Des évasions verticales

En 1995, l’enseignant rejoint le réseau universitaire Reliance6, un collectif de recherche sur les situations de handicap, l’éducation et les sociétés. Il décide de faire partager son goût pour l’alpinisme à ses élèves. Il monte, dans la même année, deux projets « d’évasion verticale » pour les enfants de sa classe qui peuvent alors s’essayer à la randonnée et à l’escalade. Une ouverture extraordinaire pour ceux qui, bien souvent, n’accèdent au sport que par le seul biais de la rééducation. Alpes, Pyrénées, Vercors, Corse… Chaque année Frédéric accompagne ses élèves se confronter à leur corps et à leur volonté sur les hauteurs françaises. « Côté accompagnement, j’ai constitué une équipe fidèle et stable formée de médecins, d’infirmiers, de guides de haute montagne et d’auxiliaires de vie scolaire. Il y a un adulte par enfant« .

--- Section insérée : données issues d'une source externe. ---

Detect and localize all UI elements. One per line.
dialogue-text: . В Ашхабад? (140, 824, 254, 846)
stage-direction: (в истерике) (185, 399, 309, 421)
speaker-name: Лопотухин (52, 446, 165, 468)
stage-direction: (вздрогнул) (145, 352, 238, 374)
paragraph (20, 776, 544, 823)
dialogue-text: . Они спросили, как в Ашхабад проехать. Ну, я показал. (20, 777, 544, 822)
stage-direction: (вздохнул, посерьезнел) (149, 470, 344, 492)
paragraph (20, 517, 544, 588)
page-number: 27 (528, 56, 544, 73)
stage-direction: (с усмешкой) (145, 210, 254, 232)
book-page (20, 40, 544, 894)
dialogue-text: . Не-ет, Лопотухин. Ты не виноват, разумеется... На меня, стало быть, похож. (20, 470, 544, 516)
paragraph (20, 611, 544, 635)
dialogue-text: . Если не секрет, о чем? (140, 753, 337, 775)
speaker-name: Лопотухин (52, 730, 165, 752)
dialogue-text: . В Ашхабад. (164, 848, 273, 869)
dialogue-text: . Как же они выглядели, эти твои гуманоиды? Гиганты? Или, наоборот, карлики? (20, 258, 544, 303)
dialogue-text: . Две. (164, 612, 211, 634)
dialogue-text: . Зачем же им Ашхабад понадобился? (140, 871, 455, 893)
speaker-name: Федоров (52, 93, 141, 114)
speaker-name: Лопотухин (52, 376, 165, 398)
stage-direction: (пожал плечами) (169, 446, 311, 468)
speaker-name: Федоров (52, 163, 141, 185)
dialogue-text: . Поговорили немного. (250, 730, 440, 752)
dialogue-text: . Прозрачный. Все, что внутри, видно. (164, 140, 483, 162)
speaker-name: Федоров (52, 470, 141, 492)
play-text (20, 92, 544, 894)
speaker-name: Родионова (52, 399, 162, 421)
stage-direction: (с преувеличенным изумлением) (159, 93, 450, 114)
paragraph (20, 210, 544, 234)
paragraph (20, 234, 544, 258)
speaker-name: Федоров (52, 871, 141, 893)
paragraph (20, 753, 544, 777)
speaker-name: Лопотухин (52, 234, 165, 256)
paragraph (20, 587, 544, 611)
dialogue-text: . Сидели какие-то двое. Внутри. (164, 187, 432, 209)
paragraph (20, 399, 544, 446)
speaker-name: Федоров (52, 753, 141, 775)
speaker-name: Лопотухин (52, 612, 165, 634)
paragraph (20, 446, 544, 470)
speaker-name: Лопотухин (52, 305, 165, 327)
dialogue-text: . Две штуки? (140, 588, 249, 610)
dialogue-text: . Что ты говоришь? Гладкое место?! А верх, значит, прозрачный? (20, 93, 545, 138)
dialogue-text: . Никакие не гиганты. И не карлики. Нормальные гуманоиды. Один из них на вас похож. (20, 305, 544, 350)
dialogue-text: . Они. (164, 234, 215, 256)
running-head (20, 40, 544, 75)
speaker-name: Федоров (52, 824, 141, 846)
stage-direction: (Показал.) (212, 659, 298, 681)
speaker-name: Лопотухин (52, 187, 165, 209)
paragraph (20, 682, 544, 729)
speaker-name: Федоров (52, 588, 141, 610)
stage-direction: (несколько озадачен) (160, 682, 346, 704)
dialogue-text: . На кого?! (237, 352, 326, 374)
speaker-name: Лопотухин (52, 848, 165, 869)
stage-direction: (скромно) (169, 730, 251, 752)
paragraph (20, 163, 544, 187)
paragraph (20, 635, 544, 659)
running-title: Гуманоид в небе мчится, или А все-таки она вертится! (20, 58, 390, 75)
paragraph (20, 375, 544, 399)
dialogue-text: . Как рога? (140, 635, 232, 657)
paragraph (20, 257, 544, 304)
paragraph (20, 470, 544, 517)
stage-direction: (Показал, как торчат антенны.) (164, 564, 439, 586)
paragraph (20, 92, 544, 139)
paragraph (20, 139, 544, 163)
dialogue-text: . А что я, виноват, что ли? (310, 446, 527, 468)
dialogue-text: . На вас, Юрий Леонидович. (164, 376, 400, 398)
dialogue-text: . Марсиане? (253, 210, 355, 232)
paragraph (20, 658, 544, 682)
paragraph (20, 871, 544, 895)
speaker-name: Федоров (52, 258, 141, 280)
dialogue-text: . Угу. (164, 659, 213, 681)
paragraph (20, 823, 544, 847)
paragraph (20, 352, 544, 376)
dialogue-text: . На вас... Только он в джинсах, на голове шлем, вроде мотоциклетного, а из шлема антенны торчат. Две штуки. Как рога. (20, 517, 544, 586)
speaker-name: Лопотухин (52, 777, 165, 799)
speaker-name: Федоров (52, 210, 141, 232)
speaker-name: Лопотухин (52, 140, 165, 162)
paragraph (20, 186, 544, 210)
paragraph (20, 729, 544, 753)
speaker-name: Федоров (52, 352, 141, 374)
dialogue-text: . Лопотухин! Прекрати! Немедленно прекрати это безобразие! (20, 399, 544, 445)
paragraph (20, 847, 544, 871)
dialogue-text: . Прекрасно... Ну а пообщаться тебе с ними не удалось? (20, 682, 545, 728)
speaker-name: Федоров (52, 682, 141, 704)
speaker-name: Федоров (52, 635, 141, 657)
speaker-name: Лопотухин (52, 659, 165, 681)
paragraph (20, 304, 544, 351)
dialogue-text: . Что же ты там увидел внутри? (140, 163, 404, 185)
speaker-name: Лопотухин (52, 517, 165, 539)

Bousculer les représentations du handicap



En octobre 1999, l’instituteur part avec huit enfants âgés de 9 à 12 ans dans l’Anti Atlas Marocain ouvrir la voie « Iril Mimi » à 2900 mètres d’altitude. « En voyant les images filmées de notre expédition7, mes élèves, leurs parents et leurs camarades des autres classes ont pris la mesure des performances réalisées. La télévision s’était intéressée à notre aventure et j’ai su que des parents qui n’avaient jamais osé parler du handicap de leur enfant à leurs collègues de travail, ont pris plaisir à leur dire : regardez France 3 ce soir, vous y verrez des images de mon fils ! Je crois que nous tenons là le moyen de bousculer enfin les représentations du handicap« .

Des projets jusqu’en 2009



De retour du Maroc, Frédéric Meynaud s’implique dans la création d’un groupe de travail sur les situations de handicap et l’éducation physique (GTHEPS)8. À la même époque, l’enseignant passe une maîtrise en sciences de l’éducation et creuse encore ses recherches sur l’alpinisme et les enfants handicapés, les deux années suivantes, pour les besoins d’un DEA. « Je ne suis pas un doux fêlé passionné de montagne qui pense à se distraire en amenant ses élèves handicapés dans les hauteurs. Ces ascensions ont un effet sur l’estime des enfants qui perdure dans le temps et c’est pour cela que j’entend bien les continuer », dit-il alors.
Frédéric Meynaud qui favorise désormais les parcours mixtes (handicapés moteurs et valides) organise actuellement une expédition dans le Sahara. L’instituteur a ouvert la voie.


 


Marie-Laure Maisonneuve


 


(1) Voir le site de l’association « Évasion verticale » :
(2) Les IUFM sont créés l’année suivante.
(3) Voir l’interview de Charles Gardou sur le site de VousNousIls.fr.
(4) Nom donné aux demandes d’affectations dans l’Education nationale.
(5) L’école Edouard-Herriot de Lyon accueille une trentaine d’enfants atteints de toutes sortes de déficiences motrices (pour un effectif total de 300 élèves) et répartis par tranches d’âge.
(6) Le site du réseau Reliance.
(7) Chaque expédition fait l’objet d’un petit film tourné par l’un des accompagnateurs et projeté dans l’enceinte de l’école. Dans ce but, une unité de production indépendante « Vidéo Évasion Verticale » est créée en décembre 2004.
(8) Le GTHEPS en partenariat avec la fédération française du sport adapté (FFSA) et la fédération française handisport (FFH) cherche à développer la pratique de l’éducation physique des enfants scolarisés souffrant de déficiences motrices ou intellectuelles.